A classic LRU cache has a map from key to value, with the entries of the map arranged in a doubly linked list. When a value is accessed, it is promoted to the front of the list. So the last item in the list is least-recently accessed.
In a LFU cache, you might try the same idea, except each node also has a counter. When an item is accessed, increment its counter, and then swap with previously-higher-counter items to keep the list sorted. In this way an infrequently accessed item does not get promoted.
However this has a problem for certain access patterns. If every item has the same counter value, then accessing the last item in the list will force it to migrate up the whole list - O(N). You could use a heap instead, and get log time, but that's still not the constant time that LRU provides.
What's proposed here is to bucket items by counter. Each bucket has a linked list of entries, and each entry knows its bucket. The buckets themselves are arranged in a linked list. When an item in the N bucket is accessed, it conceptually unhooks itself from the N bucket and adds itself to the N+1 bucket, creating it if necessary.
Incidentally, a tip for writing this sort of cache: make your list circular, starting with a sentinel node (I call it the "mouth" since it eats its tail). This eliminates all the null checks in the linked list manipulation.
You may know what eggs and wheat and milk and butter are but if you've never seen a pancake before then boy have I got some good news for you. We can talk about croissant later once the buzz wears off.
Not saying up this sort of thing makes for a good interview, just saying it's a cute little problem that has probably been solved a thousand times by a thousand different people.
Are there any blogposts about this?
For a hint, have a look at how a CPU implements the LRU cache (eg. L1, L2). It’s not rocket science.
There's a few cool alternatives. The first and most obvious - use a good dense hash table implementation! For eviction strategies: a random eviction strategy actually does pretty well in the general case and requires no extra memory - great if you're caching an int32->int32 mapping and the cost of recomputing isn't astronomical. You can also use try the CLOCK algorithm which just requires 1 bit of storage per cache entry.
From an abstract perspective, all page replacement algorithms can also be used as cache eviction policies. There's a whole list of these at https://en.wikipedia.org/wiki/Page_replacement_algorithm#Pag... .
While binary heaps are notorious for bad CPU-cache behaviour, improvements exist.
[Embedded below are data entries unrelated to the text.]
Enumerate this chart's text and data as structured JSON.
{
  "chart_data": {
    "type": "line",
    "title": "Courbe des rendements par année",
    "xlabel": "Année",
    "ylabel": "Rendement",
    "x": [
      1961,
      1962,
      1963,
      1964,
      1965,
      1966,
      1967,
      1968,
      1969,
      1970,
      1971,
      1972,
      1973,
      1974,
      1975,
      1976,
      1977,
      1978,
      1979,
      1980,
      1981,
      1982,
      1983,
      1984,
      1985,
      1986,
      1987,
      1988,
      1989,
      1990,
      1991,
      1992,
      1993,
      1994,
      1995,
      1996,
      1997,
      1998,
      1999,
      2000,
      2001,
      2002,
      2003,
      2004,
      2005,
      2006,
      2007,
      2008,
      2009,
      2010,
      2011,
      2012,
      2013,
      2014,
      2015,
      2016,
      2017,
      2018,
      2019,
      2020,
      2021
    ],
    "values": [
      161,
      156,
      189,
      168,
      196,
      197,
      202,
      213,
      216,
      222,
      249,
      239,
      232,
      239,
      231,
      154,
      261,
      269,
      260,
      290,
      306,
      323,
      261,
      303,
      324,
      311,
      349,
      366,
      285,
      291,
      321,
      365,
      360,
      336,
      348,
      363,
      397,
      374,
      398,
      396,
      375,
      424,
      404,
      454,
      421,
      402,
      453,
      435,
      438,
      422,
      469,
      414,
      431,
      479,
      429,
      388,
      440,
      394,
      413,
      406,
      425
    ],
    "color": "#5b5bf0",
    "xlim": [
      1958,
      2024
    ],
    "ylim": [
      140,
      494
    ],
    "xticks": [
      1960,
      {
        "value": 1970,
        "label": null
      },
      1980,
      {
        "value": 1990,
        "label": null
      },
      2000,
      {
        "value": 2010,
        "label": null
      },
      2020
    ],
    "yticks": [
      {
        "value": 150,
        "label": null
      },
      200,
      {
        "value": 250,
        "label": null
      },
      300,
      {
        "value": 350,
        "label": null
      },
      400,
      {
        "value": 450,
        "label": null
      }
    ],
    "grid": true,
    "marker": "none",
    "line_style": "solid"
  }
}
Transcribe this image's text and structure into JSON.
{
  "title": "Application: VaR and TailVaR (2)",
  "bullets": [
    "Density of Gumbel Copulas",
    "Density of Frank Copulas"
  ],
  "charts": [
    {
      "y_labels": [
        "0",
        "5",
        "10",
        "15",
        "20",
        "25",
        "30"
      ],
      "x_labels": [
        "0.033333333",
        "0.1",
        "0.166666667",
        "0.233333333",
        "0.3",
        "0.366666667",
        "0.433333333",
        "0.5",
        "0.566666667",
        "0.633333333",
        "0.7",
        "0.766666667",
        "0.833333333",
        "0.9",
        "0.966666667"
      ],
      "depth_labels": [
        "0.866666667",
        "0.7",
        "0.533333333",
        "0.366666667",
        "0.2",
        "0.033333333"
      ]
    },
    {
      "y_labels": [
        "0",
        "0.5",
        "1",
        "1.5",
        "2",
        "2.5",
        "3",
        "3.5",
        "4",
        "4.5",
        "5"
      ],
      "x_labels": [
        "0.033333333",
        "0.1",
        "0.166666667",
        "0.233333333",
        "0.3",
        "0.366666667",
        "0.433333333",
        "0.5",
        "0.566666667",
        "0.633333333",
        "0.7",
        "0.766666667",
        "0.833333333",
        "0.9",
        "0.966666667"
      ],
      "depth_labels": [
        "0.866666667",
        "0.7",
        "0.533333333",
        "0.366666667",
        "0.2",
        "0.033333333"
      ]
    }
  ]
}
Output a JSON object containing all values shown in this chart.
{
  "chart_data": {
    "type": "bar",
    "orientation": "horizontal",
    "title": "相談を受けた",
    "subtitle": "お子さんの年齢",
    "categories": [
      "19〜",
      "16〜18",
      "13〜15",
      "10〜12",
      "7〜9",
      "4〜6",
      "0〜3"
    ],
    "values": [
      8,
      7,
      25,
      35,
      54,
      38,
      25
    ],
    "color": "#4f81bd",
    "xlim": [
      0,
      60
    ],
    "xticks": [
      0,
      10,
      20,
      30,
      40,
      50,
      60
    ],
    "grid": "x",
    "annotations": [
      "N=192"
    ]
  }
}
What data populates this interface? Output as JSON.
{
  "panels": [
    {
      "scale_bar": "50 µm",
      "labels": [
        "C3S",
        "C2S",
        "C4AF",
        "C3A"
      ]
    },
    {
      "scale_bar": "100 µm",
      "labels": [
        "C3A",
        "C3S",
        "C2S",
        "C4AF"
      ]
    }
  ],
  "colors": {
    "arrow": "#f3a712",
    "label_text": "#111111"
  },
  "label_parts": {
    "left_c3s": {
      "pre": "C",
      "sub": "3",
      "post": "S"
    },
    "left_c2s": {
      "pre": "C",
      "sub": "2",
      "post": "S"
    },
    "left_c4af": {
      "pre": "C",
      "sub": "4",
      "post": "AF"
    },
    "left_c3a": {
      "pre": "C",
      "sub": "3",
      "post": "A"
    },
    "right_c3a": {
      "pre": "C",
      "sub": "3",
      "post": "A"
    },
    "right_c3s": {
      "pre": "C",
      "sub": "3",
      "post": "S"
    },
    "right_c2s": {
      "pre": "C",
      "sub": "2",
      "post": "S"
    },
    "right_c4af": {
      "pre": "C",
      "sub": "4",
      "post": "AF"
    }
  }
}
Thus only benchmarks will convince me.
Knowing how some real life high performance LFU caches work, I think this is optimizing the wrong thing. Look at the design of caffeine and ristretto for some discussion of the tradeoffs with actual measurements. I believe both are based on TinyLFU with modifications.
I don't know any serious LFU implementations that actually use a min heap and are still competitive, so the premise that LFU is commonly log N is not actually true.
My implementation: https://pastebin.com/48mMTTdK
I am surprised to see that the paper was only published in 2010. I would expect something this simple to have been discovered earlier. I guess it's easy only after someone tells you constant time is possible.
Interestingly LFU has access patterns that force it to be slower than LRU. From the paper referenced above:
>A counterexample for LFU is a sequence of k + 1 accesses to each of N - 1 pages, followed by 2k alternating accesses to two new pages, k to each, with this pattern repeated indefinitely (so that all but the initial N - 1 pages have k accesses). [here N is the size of the cache]
The best of both worlds is to use LRFU.
Now a 0(1) LRFU implementation would be nice to see.
Also, no talk on this blog about the constant factor I believe
After a code search on github, gecko, chromium and Linux have zero LFU despite having tons of LRUs.
And zero LRFU too.
So it seems that browsers and OS engeeners should learn better cache algorithms, it could allow huge performance gains!